Spaccati di grandi sofferenza, di vessazioni, di violenza in tutte le sue forme, fino alle più atroci, ai delitti. I numeri dei «Codici rossi» purtroppo non conoscono un decremento. Procedimenti che trattano ipotesi di maltrattamenti in famiglia, stalking, violenze sessuali o domestiche. Fascicoli aperti in tempo zero dalla Procura per reati che rientrano nella più recente normativa per il contrasto della violenza di genere. Procedimenti che impongono indagini lampo, di ascoltare e tutelare le vittime celermente, coinvolgendo anche i centri anti violenza. E certo anche in periodo di feste non si può fare eccezione: procedure e tempistiche vanno rispettate, a tutela delle fasce deboli.
A parlare del fenomeno sono soprattutto i numeri: se il 2018 si era chiuso con 345 procedimenti aperti dalla Procura di Trento per casi di stalking, maltrattamenti in famiglia, violenza sessuale e omicidi (tentati e consumati), nel 2022 i fascicoli erano aumentati di oltre cento. Erano infatti arrivati a 458 nell’arco di cinque anni (nel 2021 erano 398). E non c’è tregua. Nel 2023 sono stati 487 i procedimenti iscritti dalla Procura di Trento. E probabilmente anche nel corso di quest’anno ormai agli sgoccioli si registrerà un’ulteriore incremento. Una piaga, i soprusi sulle donne e sulle fasce deboli, che sembra quindi ben lungi dall’essere sanata, nonostante i nuovi e più restrittivi strumenti a disposizione della legge.

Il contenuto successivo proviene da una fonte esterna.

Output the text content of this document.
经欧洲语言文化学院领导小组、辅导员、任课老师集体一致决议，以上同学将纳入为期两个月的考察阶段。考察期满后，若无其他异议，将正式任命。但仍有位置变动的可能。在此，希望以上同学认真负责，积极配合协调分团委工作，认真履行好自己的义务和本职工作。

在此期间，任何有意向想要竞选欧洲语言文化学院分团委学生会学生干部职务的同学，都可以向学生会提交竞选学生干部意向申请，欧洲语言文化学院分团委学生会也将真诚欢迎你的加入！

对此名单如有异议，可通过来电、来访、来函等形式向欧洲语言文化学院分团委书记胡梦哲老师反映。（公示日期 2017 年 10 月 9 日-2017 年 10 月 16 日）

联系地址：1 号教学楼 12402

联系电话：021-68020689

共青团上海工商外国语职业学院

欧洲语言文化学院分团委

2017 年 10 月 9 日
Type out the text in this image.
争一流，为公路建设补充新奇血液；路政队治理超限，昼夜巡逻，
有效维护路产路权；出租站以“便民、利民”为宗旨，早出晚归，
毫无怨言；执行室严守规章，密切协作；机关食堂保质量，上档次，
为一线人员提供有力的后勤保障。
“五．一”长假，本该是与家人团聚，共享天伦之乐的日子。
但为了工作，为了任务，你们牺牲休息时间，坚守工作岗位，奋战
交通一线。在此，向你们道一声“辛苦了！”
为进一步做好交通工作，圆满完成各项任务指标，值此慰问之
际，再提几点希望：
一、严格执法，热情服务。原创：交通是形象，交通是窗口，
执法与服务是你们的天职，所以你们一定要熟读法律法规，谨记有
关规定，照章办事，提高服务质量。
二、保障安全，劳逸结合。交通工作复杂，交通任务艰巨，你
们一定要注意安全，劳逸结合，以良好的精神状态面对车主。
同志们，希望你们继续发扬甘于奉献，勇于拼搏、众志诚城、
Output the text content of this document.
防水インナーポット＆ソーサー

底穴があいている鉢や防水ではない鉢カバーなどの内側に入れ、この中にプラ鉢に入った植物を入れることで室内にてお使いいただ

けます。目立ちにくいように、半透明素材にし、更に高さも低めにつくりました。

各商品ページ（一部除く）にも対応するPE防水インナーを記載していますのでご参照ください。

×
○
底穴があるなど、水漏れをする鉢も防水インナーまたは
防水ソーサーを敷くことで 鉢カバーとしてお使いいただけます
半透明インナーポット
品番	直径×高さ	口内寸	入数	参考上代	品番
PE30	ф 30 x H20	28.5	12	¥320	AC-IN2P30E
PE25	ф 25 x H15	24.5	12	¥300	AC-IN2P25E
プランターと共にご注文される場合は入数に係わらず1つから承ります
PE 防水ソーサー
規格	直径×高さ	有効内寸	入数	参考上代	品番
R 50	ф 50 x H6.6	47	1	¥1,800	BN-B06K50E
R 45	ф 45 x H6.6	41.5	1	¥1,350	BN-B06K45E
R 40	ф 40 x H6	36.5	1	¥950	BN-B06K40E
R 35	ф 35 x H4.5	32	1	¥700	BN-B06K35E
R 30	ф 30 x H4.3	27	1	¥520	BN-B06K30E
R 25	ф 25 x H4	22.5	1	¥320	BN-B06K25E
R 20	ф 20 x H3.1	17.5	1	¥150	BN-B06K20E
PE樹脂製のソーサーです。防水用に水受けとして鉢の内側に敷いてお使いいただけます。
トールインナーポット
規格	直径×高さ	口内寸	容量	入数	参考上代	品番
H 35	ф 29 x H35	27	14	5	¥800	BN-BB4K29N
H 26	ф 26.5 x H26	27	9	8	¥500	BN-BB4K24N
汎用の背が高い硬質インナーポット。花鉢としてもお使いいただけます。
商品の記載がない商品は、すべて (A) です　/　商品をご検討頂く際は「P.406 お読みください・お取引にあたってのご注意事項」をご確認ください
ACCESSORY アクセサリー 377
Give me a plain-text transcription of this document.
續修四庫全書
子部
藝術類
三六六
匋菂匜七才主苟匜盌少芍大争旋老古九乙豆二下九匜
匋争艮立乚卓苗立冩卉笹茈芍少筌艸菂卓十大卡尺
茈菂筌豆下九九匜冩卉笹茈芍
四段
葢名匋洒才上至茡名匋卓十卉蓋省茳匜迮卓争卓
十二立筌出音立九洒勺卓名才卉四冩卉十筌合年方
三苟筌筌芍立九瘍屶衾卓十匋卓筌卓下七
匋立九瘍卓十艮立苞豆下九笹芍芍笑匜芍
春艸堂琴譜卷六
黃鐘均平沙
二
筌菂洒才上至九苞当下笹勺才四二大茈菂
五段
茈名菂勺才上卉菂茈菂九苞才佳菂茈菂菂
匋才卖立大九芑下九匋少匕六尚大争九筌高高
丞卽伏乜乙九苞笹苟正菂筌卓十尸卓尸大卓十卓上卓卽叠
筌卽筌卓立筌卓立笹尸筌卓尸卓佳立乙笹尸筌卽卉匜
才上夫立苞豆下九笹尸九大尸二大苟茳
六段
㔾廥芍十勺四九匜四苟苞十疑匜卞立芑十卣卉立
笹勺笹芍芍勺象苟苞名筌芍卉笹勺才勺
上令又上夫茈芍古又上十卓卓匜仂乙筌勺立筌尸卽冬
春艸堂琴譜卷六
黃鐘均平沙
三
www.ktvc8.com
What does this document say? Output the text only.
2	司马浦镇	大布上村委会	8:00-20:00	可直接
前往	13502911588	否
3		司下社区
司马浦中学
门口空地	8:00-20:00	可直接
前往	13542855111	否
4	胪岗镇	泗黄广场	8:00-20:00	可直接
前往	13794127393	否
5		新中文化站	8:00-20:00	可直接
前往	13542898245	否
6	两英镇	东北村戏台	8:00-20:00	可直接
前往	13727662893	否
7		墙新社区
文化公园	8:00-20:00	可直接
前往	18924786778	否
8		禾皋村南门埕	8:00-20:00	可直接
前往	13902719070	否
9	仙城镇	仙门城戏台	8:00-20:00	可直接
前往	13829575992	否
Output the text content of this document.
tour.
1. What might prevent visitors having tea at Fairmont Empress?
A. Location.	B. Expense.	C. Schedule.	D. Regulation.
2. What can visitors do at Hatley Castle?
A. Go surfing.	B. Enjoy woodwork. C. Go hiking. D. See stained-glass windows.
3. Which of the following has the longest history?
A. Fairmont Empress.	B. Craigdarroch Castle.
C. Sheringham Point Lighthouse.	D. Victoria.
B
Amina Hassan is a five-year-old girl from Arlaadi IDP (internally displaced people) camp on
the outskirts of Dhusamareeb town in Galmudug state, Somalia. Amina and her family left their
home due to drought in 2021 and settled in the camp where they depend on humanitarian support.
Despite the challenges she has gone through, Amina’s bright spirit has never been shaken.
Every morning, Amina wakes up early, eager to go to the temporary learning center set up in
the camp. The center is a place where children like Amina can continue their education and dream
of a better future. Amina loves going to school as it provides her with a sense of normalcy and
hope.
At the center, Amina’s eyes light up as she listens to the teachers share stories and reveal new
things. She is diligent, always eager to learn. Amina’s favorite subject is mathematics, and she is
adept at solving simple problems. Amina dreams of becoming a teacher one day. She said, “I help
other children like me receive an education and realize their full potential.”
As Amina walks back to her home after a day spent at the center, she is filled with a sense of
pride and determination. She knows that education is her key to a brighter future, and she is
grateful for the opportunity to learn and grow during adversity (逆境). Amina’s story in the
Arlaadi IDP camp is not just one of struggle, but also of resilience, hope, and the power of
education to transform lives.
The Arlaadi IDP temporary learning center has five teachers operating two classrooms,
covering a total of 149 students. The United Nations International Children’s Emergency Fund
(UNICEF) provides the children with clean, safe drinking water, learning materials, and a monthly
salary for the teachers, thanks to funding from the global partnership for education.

Un anno fa era stata anche inaugurata la nuova sala per l’ascolto protetto delle vittime di violenze, alla sede del comando provinciale dei carabinieri di Trento.
Una sala allestita con il supporto di esperti psicologi, così da creare un ambiente rassicurante per la persona vulnerabile, per farla sentire a proprio agio nella delicatissima fase dell’accoglienza, dell’audizione e della denuncia del fatto.